0. 主题:Dispatcher 做什么?外部请求怎么进来?
这篇文章主要回答"Dispatcher 是怎么被启动起来的"。但在读启动流程之前,先把职责边界说清楚:
- Dispatcher(
org.apache.flink.runtime.dispatcher.Dispatcher)是 JobManager 侧的"作业调度/提交中枢":对外提供DispatcherGateway,接收作业提交/触发执行,并编排 JobMaster 生命周期。 - 外部用户的入口通常不是直接调用 Dispatcher,而是通过 Web REST(也常被口语化叫 webRestEndpoint):
org.apache.flink.runtime.webmonitor.WebMonitorEndpoint提供 HTTP/REST API(例如上传 jar、提交 jar 运行等)。 - WebMonitorEndpoint 收到请求后会通过
dispatcherGatewayRetriever连接到当前 leader 的DispatcherGateway,再把"提交 jar / 提交作业"等动作转交给 Dispatcher 执行。
1. 核心组件职责(先把边界讲清楚)
org.apache.flink.runtime.entrypoint.component.DefaultDispatcherResourceManagerComponentFactory:在集群启动阶段组装并启动 Dispatcher/RM/Web 相关组件,包含"创建 DispatcherRunner 并接入 HA 选举"的关键一步。org.apache.flink.runtime.webmonitor.WebMonitorEndpoint:对外提供 REST API(接收 jar 上传/作业提交等),并通过 gateway retriever 把请求转发到当前 leader 的DispatcherGateway。org.apache.flink.runtime.dispatcher.runner.DispatcherRunnerFactory:工厂抽象,负责把"HA 的 LeaderElection + Dispatcher 所需依赖"拼成可运行的DispatcherRunner。org.apache.flink.runtime.dispatcher.runner.DefaultDispatcherRunner:DispatcherRunner的默认实现,同时是LeaderContender;负责对接LeaderElection,在 grant/revoke leadership 时启动/停止DispatcherLeaderProcess。org.apache.flink.runtime.dispatcher.runner.DispatcherLeaderProcess:一次 leader 任期内的 Dispatcher 生命周期"进程",承载恢复逻辑与 Dispatcher 创建/关闭。org.apache.flink.runtime.dispatcher.runner.AbstractDispatcherLeaderProcess:LeaderProcess 的通用基类,把 "DispatcherGateway 何时可用 / leaderAddress 如何产生 / 终止与 shutdown 如何传递"收敛成一套 Future 与状态机。org.apache.flink.runtime.dispatcher.runner.SessionDispatcherLeaderProcess:Session 模式下的 leader process:启动JobGraphStore,恢复历史 jobGraphs/dirty jobResults,并创建 Dispatcher。

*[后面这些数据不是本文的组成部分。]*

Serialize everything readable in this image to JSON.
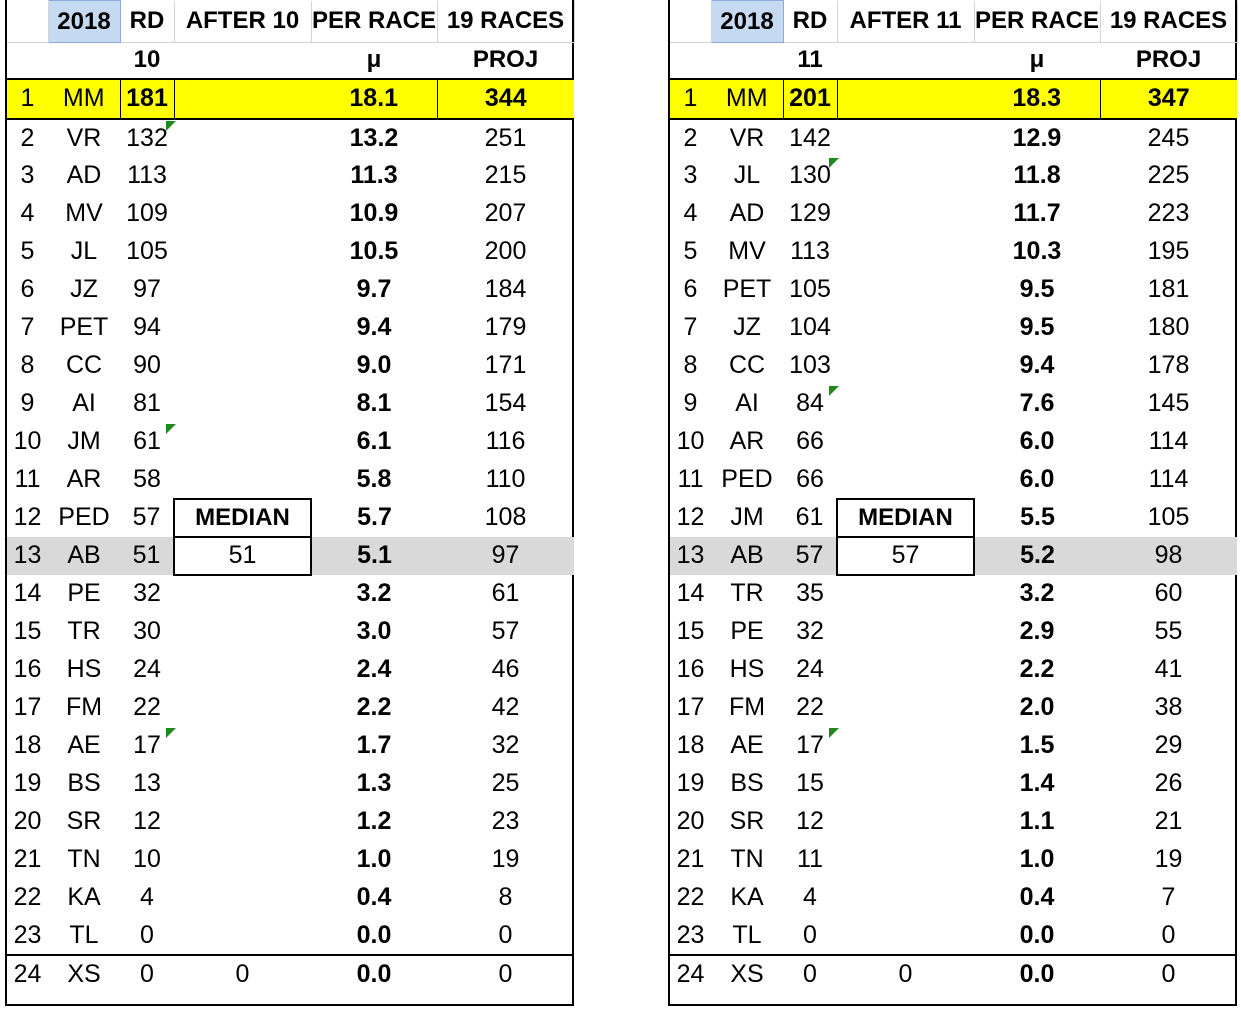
{
  "left": {
    "header": {
      "year": "2018",
      "rd": "RD",
      "after": "AFTER 10",
      "per_race": "PER RACE",
      "races": "19 RACES"
    },
    "subheader": {
      "rd_value": "10",
      "mu": "μ",
      "proj": "PROJ"
    },
    "median_label": "MEDIAN",
    "median_value": "51",
    "after_last": "0",
    "rows": [
      {
        "rank": "1",
        "driver": "MM",
        "points": "181",
        "mu": "18.1",
        "proj": "344"
      },
      {
        "rank": "2",
        "driver": "VR",
        "points": "132",
        "mu": "13.2",
        "proj": "251"
      },
      {
        "rank": "3",
        "driver": "AD",
        "points": "113",
        "mu": "11.3",
        "proj": "215"
      },
      {
        "rank": "4",
        "driver": "MV",
        "points": "109",
        "mu": "10.9",
        "proj": "207"
      },
      {
        "rank": "5",
        "driver": "JL",
        "points": "105",
        "mu": "10.5",
        "proj": "200"
      },
      {
        "rank": "6",
        "driver": "JZ",
        "points": "97",
        "mu": "9.7",
        "proj": "184"
      },
      {
        "rank": "7",
        "driver": "PET",
        "points": "94",
        "mu": "9.4",
        "proj": "179"
      },
      {
        "rank": "8",
        "driver": "CC",
        "points": "90",
        "mu": "9.0",
        "proj": "171"
      },
      {
        "rank": "9",
        "driver": "AI",
        "points": "81",
        "mu": "8.1",
        "proj": "154"
      },
      {
        "rank": "10",
        "driver": "JM",
        "points": "61",
        "mu": "6.1",
        "proj": "116"
      },
      {
        "rank": "11",
        "driver": "AR",
        "points": "58",
        "mu": "5.8",
        "proj": "110"
      },
      {
        "rank": "12",
        "driver": "PED",
        "points": "57",
        "mu": "5.7",
        "proj": "108"
      },
      {
        "rank": "13",
        "driver": "AB",
        "points": "51",
        "mu": "5.1",
        "proj": "97"
      },
      {
        "rank": "14",
        "driver": "PE",
        "points": "32",
        "mu": "3.2",
        "proj": "61"
      },
      {
        "rank": "15",
        "driver": "TR",
        "points": "30",
        "mu": "3.0",
        "proj": "57"
      },
      {
        "rank": "16",
        "driver": "HS",
        "points": "24",
        "mu": "2.4",
        "proj": "46"
      },
      {
        "rank": "17",
        "driver": "FM",
        "points": "22",
        "mu": "2.2",
        "proj": "42"
      },
      {
        "rank": "18",
        "driver": "AE",
        "points": "17",
        "mu": "1.7",
        "proj": "32"
      },
      {
        "rank": "19",
        "driver": "BS",
        "points": "13",
        "mu": "1.3",
        "proj": "25"
      },
      {
        "rank": "20",
        "driver": "SR",
        "points": "12",
        "mu": "1.2",
        "proj": "23"
      },
      {
        "rank": "21",
        "driver": "TN",
        "points": "10",
        "mu": "1.0",
        "proj": "19"
      },
      {
        "rank": "22",
        "driver": "KA",
        "points": "4",
        "mu": "0.4",
        "proj": "8"
      },
      {
        "rank": "23",
        "driver": "TL",
        "points": "0",
        "mu": "0.0",
        "proj": "0"
      },
      {
        "rank": "24",
        "driver": "XS",
        "points": "0",
        "mu": "0.0",
        "proj": "0"
      }
    ]
  },
  "right": {
    "header": {
      "year": "2018",
      "rd": "RD",
      "after": "AFTER 11",
      "per_race": "PER RACE",
      "races": "19 RACES"
    },
    "subheader": {
      "rd_value": "11",
      "mu": "μ",
      "proj": "PROJ"
    },
    "median_label": "MEDIAN",
    "median_value": "57",
    "after_last": "0",
    "rows": [
      {
        "rank": "1",
        "driver": "MM",
        "points": "201",
        "mu": "18.3",
        "proj": "347"
      },
      {
        "rank": "2",
        "driver": "VR",
        "points": "142",
        "mu": "12.9",
        "proj": "245"
      },
      {
        "rank": "3",
        "driver": "JL",
        "points": "130",
        "mu": "11.8",
        "proj": "225"
      },
      {
        "rank": "4",
        "driver": "AD",
        "points": "129",
        "mu": "11.7",
        "proj": "223"
      },
      {
        "rank": "5",
        "driver": "MV",
        "points": "113",
        "mu": "10.3",
        "proj": "195"
      },
      {
        "rank": "6",
        "driver": "PET",
        "points": "105",
        "mu": "9.5",
        "proj": "181"
      },
      {
        "rank": "7",
        "driver": "JZ",
        "points": "104",
        "mu": "9.5",
        "proj": "180"
      },
      {
        "rank": "8",
        "driver": "CC",
        "points": "103",
        "mu": "9.4",
        "proj": "178"
      },
      {
        "rank": "9",
        "driver": "AI",
        "points": "84",
        "mu": "7.6",
        "proj": "145"
      },
      {
        "rank": "10",
        "driver": "AR",
        "points": "66",
        "mu": "6.0",
        "proj": "114"
      },
      {
        "rank": "11",
        "driver": "PED",
        "points": "66",
        "mu": "6.0",
        "proj": "114"
      },
      {
        "rank": "12",
        "driver": "JM",
        "points": "61",
        "mu": "5.5",
        "proj": "105"
      },
      {
        "rank": "13",
        "driver": "AB",
        "points": "57",
        "mu": "5.2",
        "proj": "98"
      },
      {
        "rank": "14",
        "driver": "TR",
        "points": "35",
        "mu": "3.2",
        "proj": "60"
      },
      {
        "rank": "15",
        "driver": "PE",
        "points": "32",
        "mu": "2.9",
        "proj": "55"
      },
      {
        "rank": "16",
        "driver": "HS",
        "points": "24",
        "mu": "2.2",
        "proj": "41"
      },
      {
        "rank": "17",
        "driver": "FM",
        "points": "22",
        "mu": "2.0",
        "proj": "38"
      },
      {
        "rank": "18",
        "driver": "AE",
        "points": "17",
        "mu": "1.5",
        "proj": "29"
      },
      {
        "rank": "19",
        "driver": "BS",
        "points": "15",
        "mu": "1.4",
        "proj": "26"
      },
      {
        "rank": "20",
        "driver": "SR",
        "points": "12",
        "mu": "1.1",
        "proj": "21"
      },
      {
        "rank": "21",
        "driver": "TN",
        "points": "11",
        "mu": "1.0",
        "proj": "19"
      },
      {
        "rank": "22",
        "driver": "KA",
        "points": "4",
        "mu": "0.4",
        "proj": "7"
      },
      {
        "rank": "23",
        "driver": "TL",
        "points": "0",
        "mu": "0.0",
        "proj": "0"
      },
      {
        "rank": "24",
        "driver": "XS",
        "points": "0",
        "mu": "0.0",
        "proj": "0"
      }
    ]
  },
  "colors": {
    "highlight_row": "#ffff00",
    "median_row": "#d9d9d9",
    "year_cell": "#c5d9f1",
    "comment_marker": "#1e8a1e"
  }
}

2. 启动入口:ComponentFactory 创建 DispatcherRunner
DispatcherRunner 的创建发生在 DefaultDispatcherResourceManagerComponentFactory#create 过程中;它把 HA 提供的 DispatcherLeaderElection 注入进去,从而把 Dispatcher 的生命周期绑定到 leader 任期。
路径:<flink-runtime/src/main/java/org/apache/flink/runtime/entrypoint/component/DefaultDispatcherResourceManagerComponentFactory.java>
FQCN:org.apache.flink.runtime.entrypoint.component.DefaultDispatcherResourceManagerComponentFactory#create
java
dispatcherRunner =
dispatcherRunnerFactory.createDispatcherRunner(
highAvailabilityServices.getDispatcherLeaderElection(),
fatalErrorHandler,
new HaServicesJobPersistenceComponentFactory(highAvailabilityServices),
ioExecutor,
rpcService,
partialDispatcherServices);
highAvailabilityServices.getDispatcherLeaderElection():把 HA 层的选举句柄交给 DispatcherRunner;后续是否真正启动 Dispatcher,取决于是否被授予 leadership。HaServicesJobPersistenceComponentFactory(highAvailabilityServices):把"JobGraph/JobResult 持久化相关组件"的创建能力注入到 leader process(恢复逻辑依赖它)。rpcService/partialDispatcherServices/ioExecutor:为后续创建 Dispatcher RPC Endpoint、异步恢复等提供地基能力。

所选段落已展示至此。